« M’aimes-tu ? »
« Oui. »
« Comment m’aimes-tu ? »
Un long silence.
« Comme au soir d’une longue journée brûlante, un été. »
Elle sourit un peu et respire profondément. Elle a soif. Elle boit l’e au fraîche posée sur le muret. Il ne fait pas encore tout à fait nuit. Sur l’horizon, les flammes du soleil parti brûler d’autres contrées. Sa peau s’en souvient encore un peu.
Les fleurs bleu ciel de l’ipomée ont fermé leur corolle. D’autres se préparent pour naître demain. Le figuier là-bas ramasse ses ombres avant que la nuit tombe tout à fait, et l’olivier commence à doucement bouger ses feuilles étroites. Il y aura un peu d’air cette nuit.
« C’est l’heure, non ? »
Une main dans une main. Le crissement des cailloux sous leurs semelles, puis le chuchotement des herbes, et enfin le sable, tiède. La mer est encore loin mais elle remplit l’horizon, elle scintille, elle bouge, elle murmure, il n’y a qu’elle maintenant. Elle envoie ses longs doigts en une invitation lancinante et langoureuse. Elle bruisse des appels complices et amusés.

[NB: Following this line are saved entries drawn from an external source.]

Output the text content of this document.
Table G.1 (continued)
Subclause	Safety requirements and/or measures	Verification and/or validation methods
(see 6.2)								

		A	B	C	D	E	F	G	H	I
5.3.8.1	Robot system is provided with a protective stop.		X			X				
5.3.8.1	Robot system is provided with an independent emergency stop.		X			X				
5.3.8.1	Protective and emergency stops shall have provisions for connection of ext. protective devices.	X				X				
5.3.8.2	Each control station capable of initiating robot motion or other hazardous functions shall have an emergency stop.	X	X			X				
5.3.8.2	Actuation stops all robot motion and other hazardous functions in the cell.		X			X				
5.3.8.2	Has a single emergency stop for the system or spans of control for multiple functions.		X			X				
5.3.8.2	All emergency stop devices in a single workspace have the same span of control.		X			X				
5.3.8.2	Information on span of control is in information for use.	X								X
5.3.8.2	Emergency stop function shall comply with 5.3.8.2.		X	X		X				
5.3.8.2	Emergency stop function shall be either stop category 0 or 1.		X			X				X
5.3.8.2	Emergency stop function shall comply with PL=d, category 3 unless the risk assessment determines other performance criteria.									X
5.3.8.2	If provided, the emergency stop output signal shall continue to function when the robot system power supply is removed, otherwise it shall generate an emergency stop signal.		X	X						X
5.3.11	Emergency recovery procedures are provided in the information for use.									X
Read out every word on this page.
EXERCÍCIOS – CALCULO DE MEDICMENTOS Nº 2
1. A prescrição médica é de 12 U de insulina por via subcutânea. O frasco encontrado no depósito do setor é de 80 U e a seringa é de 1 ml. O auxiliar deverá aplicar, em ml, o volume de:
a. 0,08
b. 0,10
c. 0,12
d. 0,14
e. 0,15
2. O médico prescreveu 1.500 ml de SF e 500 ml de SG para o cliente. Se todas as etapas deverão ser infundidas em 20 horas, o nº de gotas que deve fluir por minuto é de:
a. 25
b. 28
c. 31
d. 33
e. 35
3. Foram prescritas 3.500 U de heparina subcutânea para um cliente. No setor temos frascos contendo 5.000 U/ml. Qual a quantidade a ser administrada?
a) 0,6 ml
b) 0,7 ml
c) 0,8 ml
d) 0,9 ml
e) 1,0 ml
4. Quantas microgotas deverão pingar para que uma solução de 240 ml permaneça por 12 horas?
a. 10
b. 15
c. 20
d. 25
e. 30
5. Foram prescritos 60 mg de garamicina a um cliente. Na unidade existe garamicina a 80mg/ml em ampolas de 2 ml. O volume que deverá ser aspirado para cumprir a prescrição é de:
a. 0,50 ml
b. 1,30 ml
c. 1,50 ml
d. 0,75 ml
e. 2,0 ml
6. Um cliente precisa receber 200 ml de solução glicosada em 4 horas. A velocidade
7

Elle leur raconte déjà le voyage, elle les rassure, elle est à la fois douce et énergique. Elle saura les porter.
« Comment m’aimes-tu ? » Sa voix tremble un peu.

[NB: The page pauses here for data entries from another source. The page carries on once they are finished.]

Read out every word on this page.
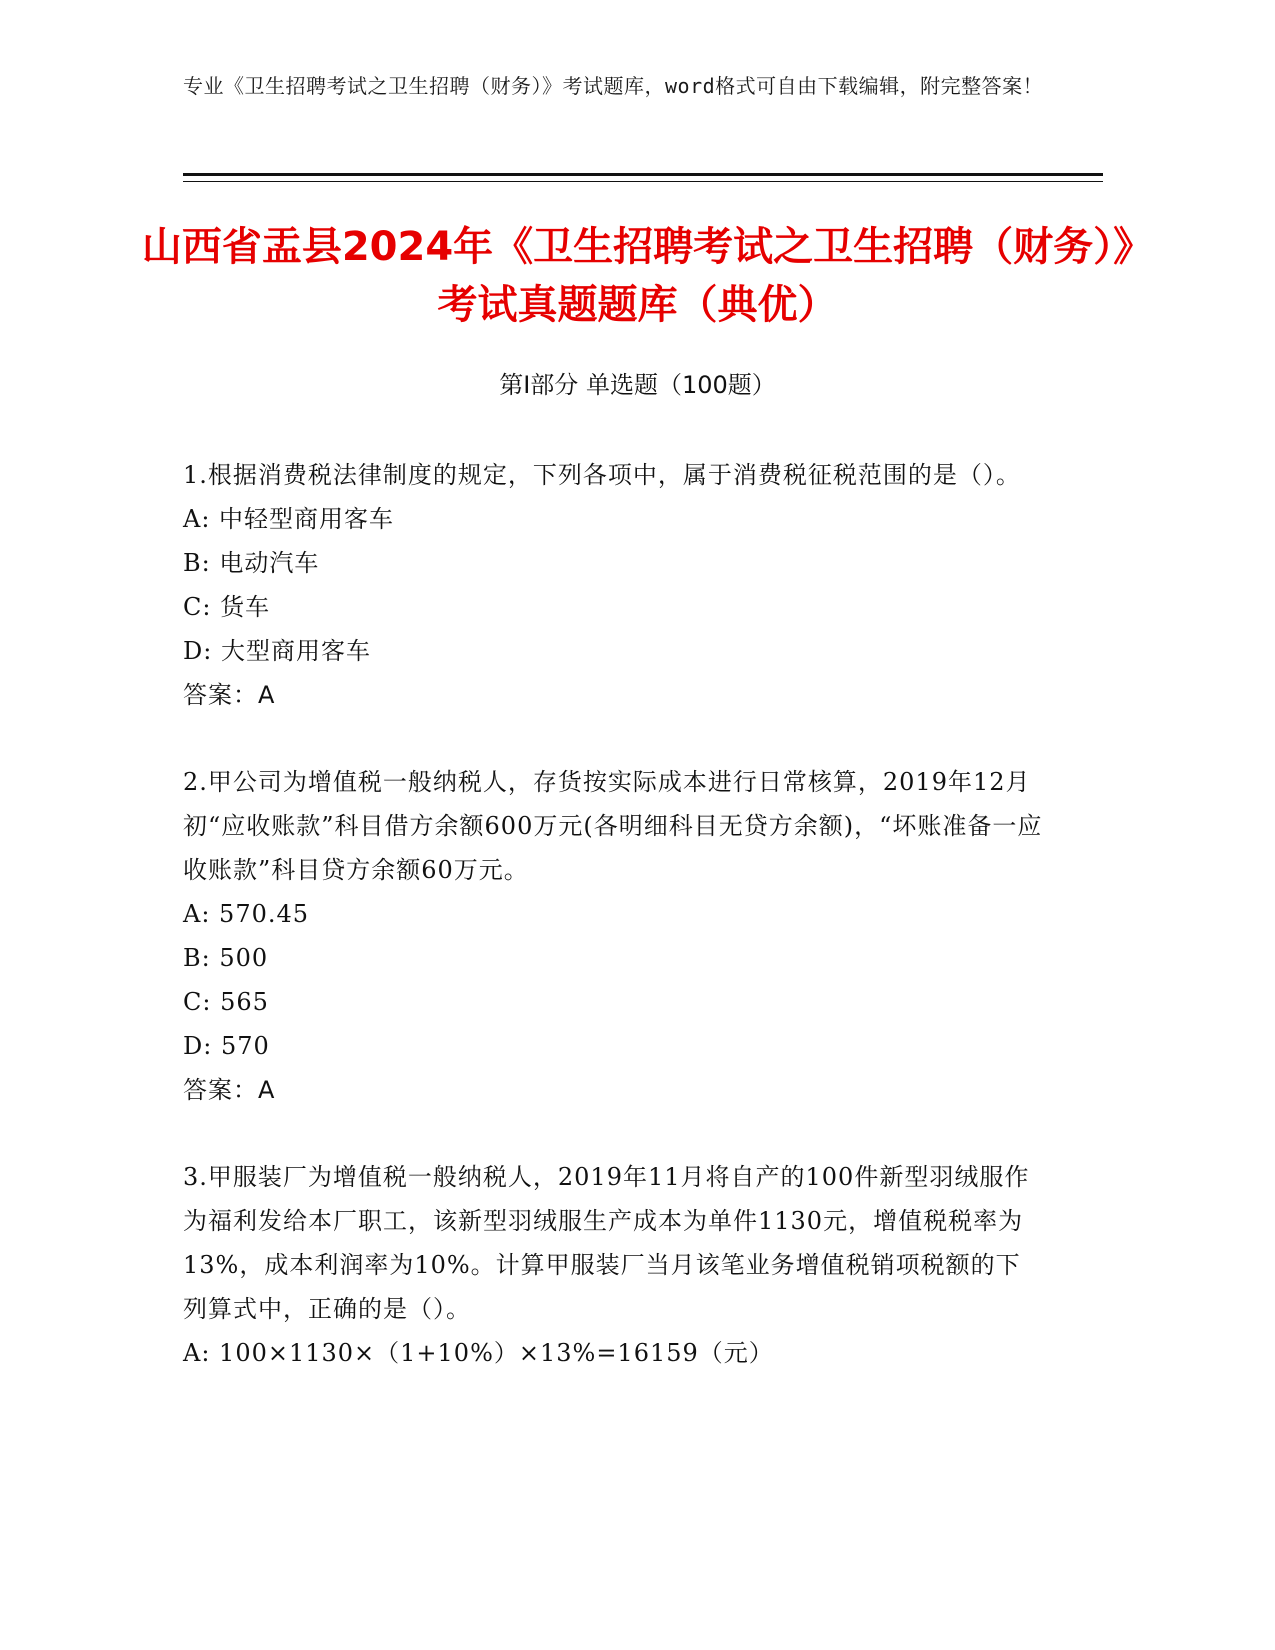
专业《卫生招聘考试之卫生招聘（财务）》考试题库，word格式可自由下载编辑，附完整答案！
山西省盂县2024年《卫生招聘考试之卫生招聘（财务）》考试真题题库（典优）
第Ⅰ部分 单选题（100题）

1.根据消费税法律制度的规定，下列各项中，属于消费税征税范围的是（）。

A: 中轻型商用客车

B: 电动汽车

C: 货车

D: 大型商用客车

答案：A

2.甲公司为增值税一般纳税人，存货按实际成本进行日常核算，2019年12月初“应收账款”科目借方余额600万元(各明细科目无贷方余额)，“坏账准备一应收账款”科目贷方余额60万元。

A: 570.45

B: 500

C: 565

D: 570

答案：A

3.甲服装厂为增值税一般纳税人，2019年11月将自产的100件新型羽绒服作为福利发给本厂职工，该新型羽绒服生产成本为单件1130元，增值税税率为13%，成本利润率为10%。计算甲服装厂当月该笔业务增值税销项税额的下列算式中，正确的是（）。

A: 100×1130×（1+10%）×13%=16159（元）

« Comme un frisson sur le corps. »
Elle sourit un peu et exhale son inquiétude. Elle pousse le bateau. Les voilà sur l’eau. Elle se penche mais ne se voit pas. Les miroirs furtifs jouent avec elle, n’accrochent jamais son reflet. Elle pense qu’ils préfèrent les étoiles, elle trouve cela normal. Elle penche la tête en arrière et se laisse happer par la voûte céleste. Elle hésite entre rire et pleurer… C’est si bon. C’est si fort. C’est tellement éternel. Elle hésite entre dormir ou rester éveillée, mais elle craint l’oubli, alors elle regarde, elle écoute, elle hume, elle palpe et caresse la chair d’un bras, la peau fraîche d’une épaule, d’un visage qu’elle embrasse.
« Comment m’aimes-tu ? », un murmure.
« Tu es mon rire intime à la face du monde. »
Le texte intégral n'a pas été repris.